TEMPO.CO, Jakarta - Venezuela semakin kekurangan pegawai negeri sipil atau PNS karena sedikit yang masuk kerja dan mengundurkan diri massal akibat gaji yang semakin berkurang.
Kantor pajak Venezuela sepi, ruang kelas kekurangan guru, dan tagihan listrik tidak tertagih, karena gaji pegawai negeri yang sedikit mendorong ratusan ribu pegawai negeri Venezuela bolos kerja dan mengundurkan diri.
Setelah bertahun-tahun mengalami krisis ekonomi, banyak lembaga negara Venezuela sekarang bekerja dengan kapasitas pegawai yang sangat kecil karena para aparatur menyerah akibat pendapatan yang hampir tidak mencukupi untuk memberi mereka makan.
Dengan lebih sedikit staf, perusahaan listrik negara dan perusahaan telepon sering mengabaikan pemadaman, metro Caracas membatasi layanan, dan badan pajak nasional telah mengabaikan wajib pajak terhadap perusahaan swasta, menurut puluhan pegawai publik, seperti dilaporkan Reuters, 16 Desember 2020.
2,8 juta pegawai pemerintah yang tersisa di negara itu rata-rata menghasilkan US$ 13 (Rp 184 ribu) per bulan, kurang dari setengah pendapatan pekerja sektor swasta, menurut perusahaan riset lokal Anova.
Anova dan dua konsultan lainnya memperkirakan setidaknya 500.000 pegawai negeri telah mengundurkan diri pada tahun lalu.
Anova menghitung setidaknya 25% pegawai negeri sipil bertahan dengan upah minimum. Upah ini turun di bawah US$ 1 (Rp 14.133) per bulan, yang hanya bisa membeli 1 kg beras atau tepung jagung, untuk sebagian tahun ini di tengah inflasi tahunan sebesar 4.087%.
Orang-orang menunggu transportasi umum di luar stasiun metro selama pemadaman litsrik di Caracas, Venezuela, 22 Juli 2020.[REUTERS]
Perusahaan telepon Cantv, yang dinasionalisasi pada 2007, membayar pegawainya hanya sekitar US$ 6 (Rp 85 ribu) sebulan, kata pekerja dan anggota serikat pekerja Igor Lira. "Apa yang dapat kamu lakukan dengan pendapat segitu?" tanyanya, menjelaskan mengapa begitu banyak yang keluar dan mereka yang tetap bertahan mengambil kerja sampingan.

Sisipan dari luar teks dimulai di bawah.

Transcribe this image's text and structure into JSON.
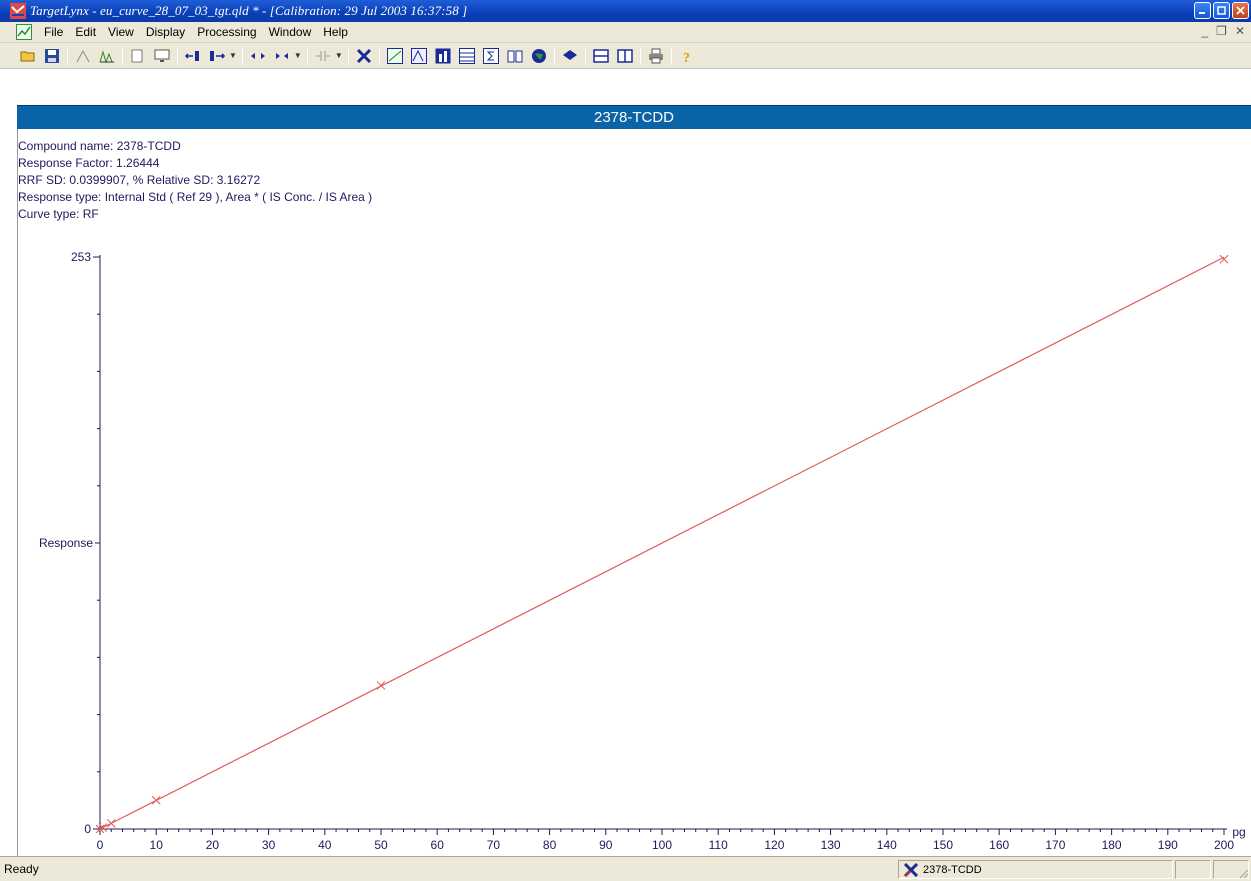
{
  "window": {
    "title": "TargetLynx - eu_curve_28_07_03_tgt.qld * - [Calibration: 29 Jul 2003 16:37:58 ]"
  },
  "menu": [
    "File",
    "Edit",
    "View",
    "Display",
    "Processing",
    "Window",
    "Help"
  ],
  "mdi_controls": [
    "_",
    "❒",
    "✕"
  ],
  "toolbar_icons": [
    "open-folder-icon",
    "save-icon",
    "curve-edit-icon",
    "peaks-icon",
    "copy-icon",
    "display-icon",
    "arrow-left-icon",
    "arrow-right-icon",
    "expand-icon",
    "shift-icon",
    "range-icon",
    "x-mark-icon",
    "calibration-icon",
    "chromatogram-icon",
    "bar-chart-icon",
    "table-icon",
    "sum-icon",
    "book-icon",
    "globe-icon",
    "layers-icon",
    "rows-icon",
    "columns-icon",
    "print-icon",
    "help-icon"
  ],
  "compound_header": "2378-TCDD",
  "info": {
    "compound_name": "Compound name: 2378-TCDD",
    "response_factor": "Response Factor: 1.26444",
    "rrf_sd": "RRF SD: 0.0399907,  % Relative SD: 3.16272",
    "response_type": "Response type: Internal Std ( Ref 29 ), Area * ( IS Conc. / IS Area )",
    "curve_type": "Curve type: RF"
  },
  "chart_data": {
    "type": "scatter",
    "xlabel": "pg",
    "ylabel": "Response",
    "xlim": [
      0,
      200
    ],
    "ylim": [
      0,
      253
    ],
    "x_ticks": [
      "0",
      "10",
      "20",
      "30",
      "40",
      "50",
      "60",
      "70",
      "80",
      "90",
      "100",
      "110",
      "120",
      "130",
      "140",
      "150",
      "160",
      "170",
      "180",
      "190",
      "200"
    ],
    "y_ticks": [
      "0",
      "253"
    ],
    "points": [
      {
        "x": 0,
        "y": 0
      },
      {
        "x": 0.5,
        "y": 0.6
      },
      {
        "x": 2,
        "y": 2.5
      },
      {
        "x": 10,
        "y": 12.7
      },
      {
        "x": 50,
        "y": 63.5
      },
      {
        "x": 200,
        "y": 252
      }
    ],
    "fit_line": {
      "x": [
        0,
        200
      ],
      "y": [
        0,
        252.9
      ]
    },
    "grid": false,
    "line_color": "#e05a5a",
    "axis_color": "#1b1b5e"
  },
  "status": {
    "text": "Ready",
    "compound": "2378-TCDD"
  }
}
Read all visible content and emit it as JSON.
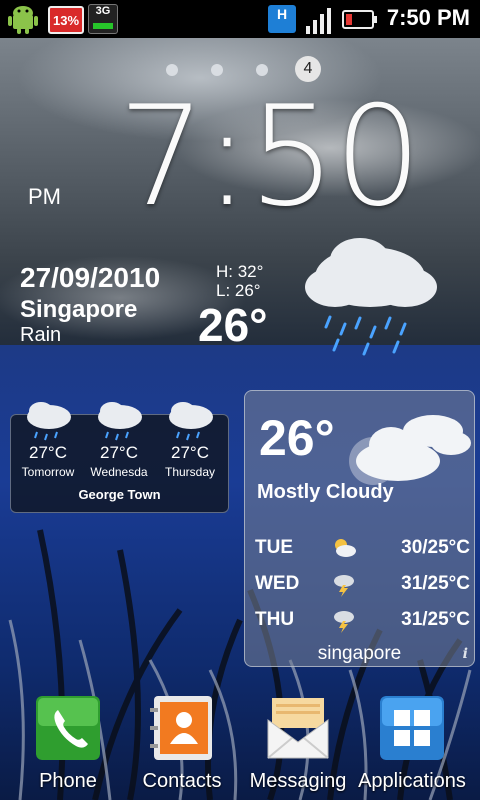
{
  "status_bar": {
    "battery_percent": "13%",
    "network_type": "3G",
    "hspa_label": "H",
    "time": "7:50 PM",
    "icons": [
      "android-icon",
      "battery-percent-icon",
      "3g-icon",
      "hspa-icon",
      "signal-icon",
      "battery-icon"
    ]
  },
  "home": {
    "current_page": "4",
    "page_count": 4
  },
  "clock": {
    "time": "7:50",
    "ampm": "PM"
  },
  "weather_main": {
    "date": "27/09/2010",
    "city": "Singapore",
    "condition": "Rain",
    "high": "H:  32°",
    "low": "L:  26°",
    "temperature": "26°",
    "icon": "rain-cloud-icon"
  },
  "forecast_widget": {
    "days": [
      {
        "temp": "27°C",
        "day": "Tomorrow",
        "icon": "rain-cloud-icon"
      },
      {
        "temp": "27°C",
        "day": "Wednesda",
        "icon": "rain-cloud-icon"
      },
      {
        "temp": "27°C",
        "day": "Thursday",
        "icon": "rain-cloud-icon"
      }
    ],
    "location": "George Town"
  },
  "weather_widget": {
    "temperature": "26°",
    "condition": "Mostly Cloudy",
    "forecast": [
      {
        "day": "TUE",
        "range": "30/25°C",
        "icon": "partly-cloudy-icon"
      },
      {
        "day": "WED",
        "range": "31/25°C",
        "icon": "thunderstorm-icon"
      },
      {
        "day": "THU",
        "range": "31/25°C",
        "icon": "thunderstorm-icon"
      }
    ],
    "city": "singapore",
    "info_label": "i"
  },
  "dock": {
    "items": [
      {
        "label": "Phone",
        "color": "#2f9e2f"
      },
      {
        "label": "Contacts",
        "color": "#f27a20"
      },
      {
        "label": "Messaging",
        "color": "#f3c46a"
      },
      {
        "label": "Applications",
        "color": "#2a7fd0"
      }
    ]
  }
}
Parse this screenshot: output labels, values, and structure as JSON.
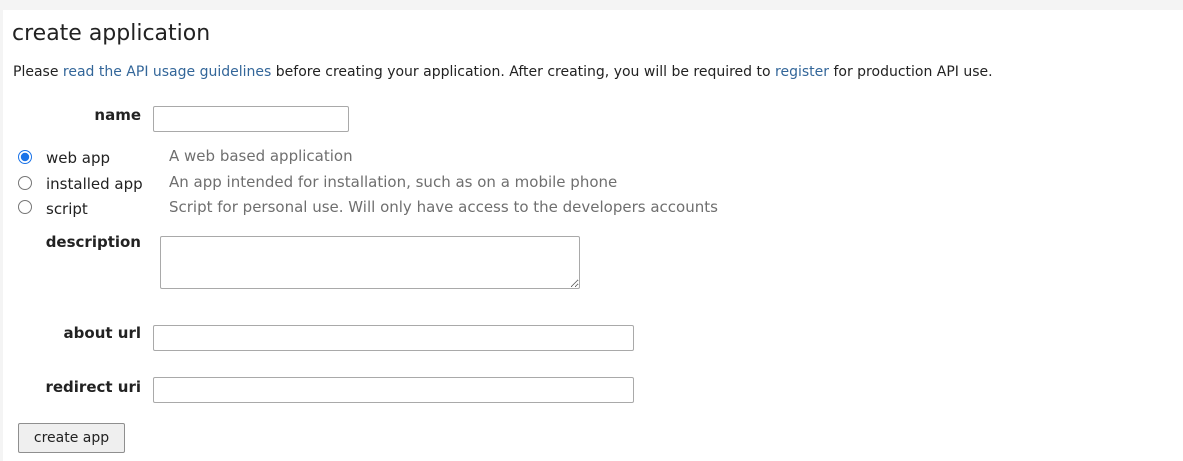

Meskipun mencegah kas negara jebol, gaji rendah mengikis loyalitas pegawai negeri, melemahkan kemampuan negara untuk berfungsi, dan pada akhirnya menambah pengangguran dan kekurangan layanan publik di antara orang-orang yang sudah lama menderita. Warga Venezuela berjumlah sekitar 30 juta sebelum eksodus beberapa juta dalam beberapa tahun terakhir ke negara tetangga.
Di metro Caracas, transportasi umum utama di ibu kota, banyak karyawan meliburkan diri dan tidak pernah kembali, kata seorang pensiunan berusia 57 tahun yang baru keluar setelah bekerja tiga puluh tahun.
Metro, tempat Presiden Nicolas Maduro pernah bekerja sebagai sopir bus dan pemimpin serikat pekerja, membayar karyawan dengan mata uang bolivar lokal yang setara dengan sekitar US$ 10 (Rp 141 ribu) per bulan.
Para pegawai negeri sipil mengatakan sikap apatis menjadi sangat akut setelah tiga tahun hiperinflasi dan dampak yang menghancurkan dari lockdown virus corona tahun ini.
Mengukur eksodus pegawai negeri sulit karena banyak yang berhenti bekerja tanpa mengundurkan diri dan lembaga negara tahun ini tidak lagi menghukum ketidakhadiran. Banyak yang tidak masuk kerja dan tidak ada sanksi.
Maduro, yang menjabat sejak 2013, mengatakan masalah ekonomi Venezuela disebabkan oleh sanksi AS, tetapi mengakui gaji rendah pegawai negeri adalah masalah. "Ini adalah luka terbuka dan membusuk yang akan kami sembuhkan," katanya baru-baru ini.
Pemerintah telah menaikkan upah bolivar berulang kali, tetapi Venezuela tidak dapat mengimbangi inflasi.